A political debate should be an opportunity for people to put their points of view across and argue, politely, with their opponents. The winner of the debate is the one with the most convincing argument. That’s the theory. The reality is somewhat different. When you have two people involved in a public debate, the person who is seen as the winner is usually the one who has more charm and charisma. They are better able to put their point across and have the ability to present their views in the language of the listener. They may even look better. It has been noted that President Obama’s natural good looks and charm didn’t do him any harm in the political arena. It is a fact of human nature that we often side on the part of the person who looks the best rather than the views they hold.
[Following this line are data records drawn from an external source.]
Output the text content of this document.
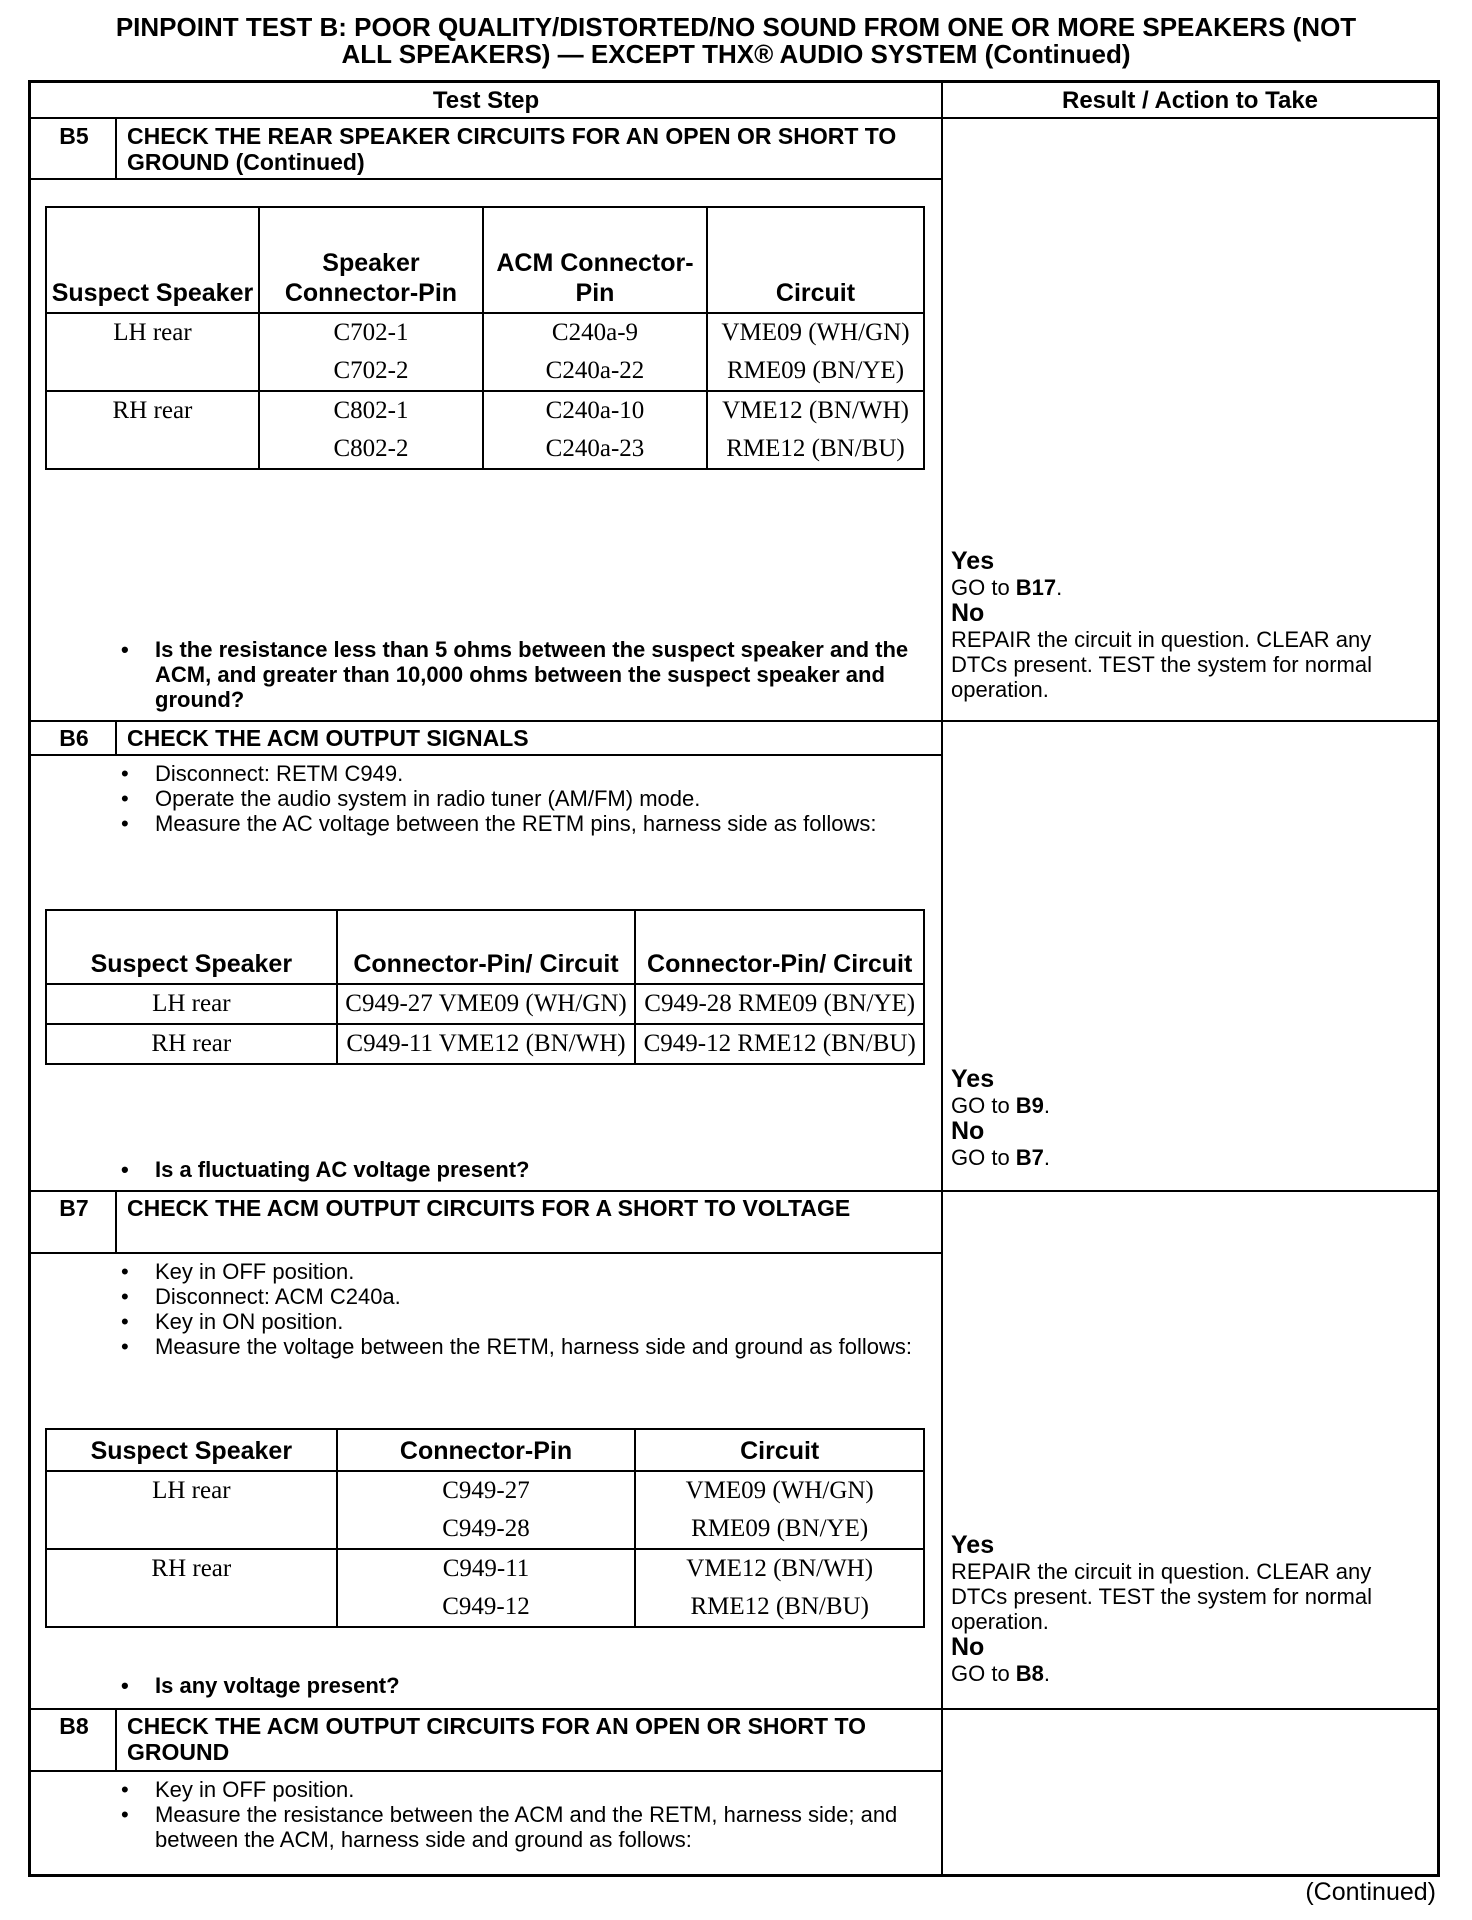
PINPOINT TEST B: POOR QUALITY/DISTORTED/NO SOUND FROM ONE OR MORE SPEAKERS (NOT
ALL SPEAKERS) — EXCEPT THX® AUDIO SYSTEM (Continued)
Test Step	Result / Action to Take
B5	CHECK THE REAR SPEAKER CIRCUITS FOR AN OPEN OR SHORT TO GROUND (Continued)
Suspect Speaker	Speaker Connector-Pin	ACM Connector-Pin	Circuit
LH rear	C702-1	C240a-9	VME09 (WH/GN)
	C702-2	C240a-22	RME09 (BN/YE)
RH rear	C802-1	C240a-10	VME12 (BN/WH)
	C802-2	C240a-23	RME12 (BN/BU)
• Is the resistance less than 5 ohms between the suspect speaker and the ACM, and greater than 10,000 ohms between the suspect speaker and ground?
Yes
GO to B17.
No
REPAIR the circuit in question. CLEAR any DTCs present. TEST the system for normal operation.
B6	CHECK THE ACM OUTPUT SIGNALS
• Disconnect: RETM C949.
• Operate the audio system in radio tuner (AM/FM) mode.
• Measure the AC voltage between the RETM pins, harness side as follows:
Suspect Speaker	Connector-Pin/ Circuit	Connector-Pin/ Circuit
LH rear	C949-27 VME09 (WH/GN)	C949-28 RME09 (BN/YE)
RH rear	C949-11 VME12 (BN/WH)	C949-12 RME12 (BN/BU)
• Is a fluctuating AC voltage present?
Yes
GO to B9.
No
GO to B7.
B7	CHECK THE ACM OUTPUT CIRCUITS FOR A SHORT TO VOLTAGE
• Key in OFF position.
• Disconnect: ACM C240a.
• Key in ON position.
• Measure the voltage between the RETM, harness side and ground as follows:
Suspect Speaker	Connector-Pin	Circuit
LH rear	C949-27	VME09 (WH/GN)
	C949-28	RME09 (BN/YE)
RH rear	C949-11	VME12 (BN/WH)
	C949-12	RME12 (BN/BU)
• Is any voltage present?
Yes
REPAIR the circuit in question. CLEAR any DTCs present. TEST the system for normal operation.
No
GO to B8.
B8	CHECK THE ACM OUTPUT CIRCUITS FOR AN OPEN OR SHORT TO GROUND
• Key in OFF position.
• Measure the resistance between the ACM and the RETM, harness side; and between the ACM, harness side and ground as follows:
(Continued)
Watching a political debate can be entertaining and educational if it is held in the correct format and is properly controlled. Unfortunately all too often they end up in a shouting match between the two candidates/parties with verbal personal attacks featuring very frequently. If you are involved in a discussion about politics always maintain your composure and listen to the views of the other side. You never know but they could have something interesting to say.